Heading the opposite direction from our summer travels, we concluded the summer of 09 with a trip north and into the past. Massachusetts, being one of the oldest settlements in the "New World", has a fascinating and involving history, both political and literary. We settled on a long weekend in Sudbury, about 20 miles west of Boston, largely because we got a great offer through Travel Zoo. (If you don't know that site, check out http://www.travelzoo.com/ - we have enjoyed our various stays through its services.)
Anyway, Sudbury is home to the Wayside Inn, as in Henry Wadsworth Longfellow's "Tales of a Wayside Inn", reclaimed from history by none other than Henry Ford, who used it as a summer home. It is now a restaurant and a BnB, and its grounds feature the removed-from-its-original site-and-reconstructed Red Brick Schoolhouse which reportedly is the school attended by Mary of little lamb fame. It also has a rebuilt gristmill, still used - the flour, cornmeal, and bran ground there is used by the restaurant for its delicious breads served wth meals. (The gristmill is also the site of the plastic "duck race" on Labor Day to raise funds for a children's hospital. We have a "six quack" of entries - their words, not mine - so wish us or them luck. The ducks are released upstream of the mill and then careen down a waterfall and stop a few yards down stream.)
A few miles north of Sudbury is Concord, of grapes and revolutionary war fame. We spent a while walking over the "Minuteman Bridge" (which Ralph Waldo Emerson called the "shot heard round the world"), and pacing the old Boston Post Road which begins the "battle road" of April, 1775. We also visited the Emerson home known as the Old Manse, which was owned by the Emerson family and borders the Concord battlefield. Years after, it was the temporary home of Nathanial Hawthorne, who authored "Mosses from the Old Manse" there which contained his early short stories like "Young Goodman Brown". (He also wrote graffitti on the windows by etching the glass with his wife's diamind ring. The words are still there.) And, of course, you can't spend too much time in Concord without mentioing Henry David Thoreau - a main shopping street in town is named for him; he was a good friend of Hawthorne; his Walden Pond cabin is a few miles south of town; and he, Hawthorne, and Emerson are all buried on "Author's Ridge" in the nearby Sleepy Hollow Cemetary. Down the road a piece is Lexington where the battle continued and essentially began the Revolution.

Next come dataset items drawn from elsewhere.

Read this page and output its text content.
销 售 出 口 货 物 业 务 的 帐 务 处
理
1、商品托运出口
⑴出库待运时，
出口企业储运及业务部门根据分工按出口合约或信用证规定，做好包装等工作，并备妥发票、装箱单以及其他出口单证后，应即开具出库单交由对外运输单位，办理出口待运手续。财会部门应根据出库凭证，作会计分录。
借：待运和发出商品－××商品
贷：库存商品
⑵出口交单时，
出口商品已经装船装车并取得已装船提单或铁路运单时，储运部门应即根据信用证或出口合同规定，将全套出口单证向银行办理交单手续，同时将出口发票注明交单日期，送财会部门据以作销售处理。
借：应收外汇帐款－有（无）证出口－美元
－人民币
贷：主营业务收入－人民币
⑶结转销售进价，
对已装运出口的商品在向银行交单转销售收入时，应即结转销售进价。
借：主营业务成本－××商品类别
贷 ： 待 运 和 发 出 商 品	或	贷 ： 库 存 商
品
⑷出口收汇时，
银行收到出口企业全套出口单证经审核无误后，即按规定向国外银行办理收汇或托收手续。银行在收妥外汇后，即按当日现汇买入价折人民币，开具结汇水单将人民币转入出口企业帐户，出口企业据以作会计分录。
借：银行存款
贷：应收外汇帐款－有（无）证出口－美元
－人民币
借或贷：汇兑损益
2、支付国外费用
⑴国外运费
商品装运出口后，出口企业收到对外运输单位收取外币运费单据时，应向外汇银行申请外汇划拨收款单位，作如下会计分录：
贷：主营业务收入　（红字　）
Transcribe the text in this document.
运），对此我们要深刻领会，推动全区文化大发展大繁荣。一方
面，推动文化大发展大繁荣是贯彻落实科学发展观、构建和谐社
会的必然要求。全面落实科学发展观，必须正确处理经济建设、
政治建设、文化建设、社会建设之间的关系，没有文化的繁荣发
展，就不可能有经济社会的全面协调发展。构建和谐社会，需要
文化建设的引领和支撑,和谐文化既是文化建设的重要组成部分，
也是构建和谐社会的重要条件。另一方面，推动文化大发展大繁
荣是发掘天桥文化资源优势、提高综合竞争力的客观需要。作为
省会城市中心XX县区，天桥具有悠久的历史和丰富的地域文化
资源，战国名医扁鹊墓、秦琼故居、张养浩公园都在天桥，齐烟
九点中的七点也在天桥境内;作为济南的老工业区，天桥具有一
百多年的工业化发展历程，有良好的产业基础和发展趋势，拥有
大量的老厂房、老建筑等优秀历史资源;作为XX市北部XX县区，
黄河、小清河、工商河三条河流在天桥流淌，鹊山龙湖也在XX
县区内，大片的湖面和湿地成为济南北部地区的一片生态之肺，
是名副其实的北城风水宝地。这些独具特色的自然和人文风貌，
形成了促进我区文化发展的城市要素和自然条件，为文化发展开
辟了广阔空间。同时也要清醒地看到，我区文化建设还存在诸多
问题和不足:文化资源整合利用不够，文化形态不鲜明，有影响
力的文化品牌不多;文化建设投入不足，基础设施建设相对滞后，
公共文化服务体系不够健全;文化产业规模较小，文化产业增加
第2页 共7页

Another short - well, about 50 minutes - trip southwest of Boston is Quincy, home to the birthplace and residences of John and Abigail Adams and John Quincy Adams, the first father-son presidents (we won't be visiting the homes of the second). They are also buried nearby, in a crypt under a Unitarian church that John Adams helped raise funds to build. Fact I did not know (or at least remember): John Q. Adams is the only president to return to Congress after his presiency, serving 17 years in the House of Representatives, where he literally died while giving a speech one day at the age of 81. It was a slight thrill to stand on the same porch that John Adams did and walk down the "President's Hall, used by John Quincy, when he stayed in his "summer white house" there.
Some great natural areas abound as well - Boston has "Blue Hills Reservation", a huge public park that borders Quincy and Milton, with some fabulous trails through the woods and up to a few hills (only 500 feet above sea level, so not a lot like West Virginia) but with an astounding view of Boston and its harbor. Nice trek through piney woods.
An instant return to the 21st century as we drove onto I-93 and I-95 at 65 miles per hour back to our lovely little Carriage House Inn in Sudbury.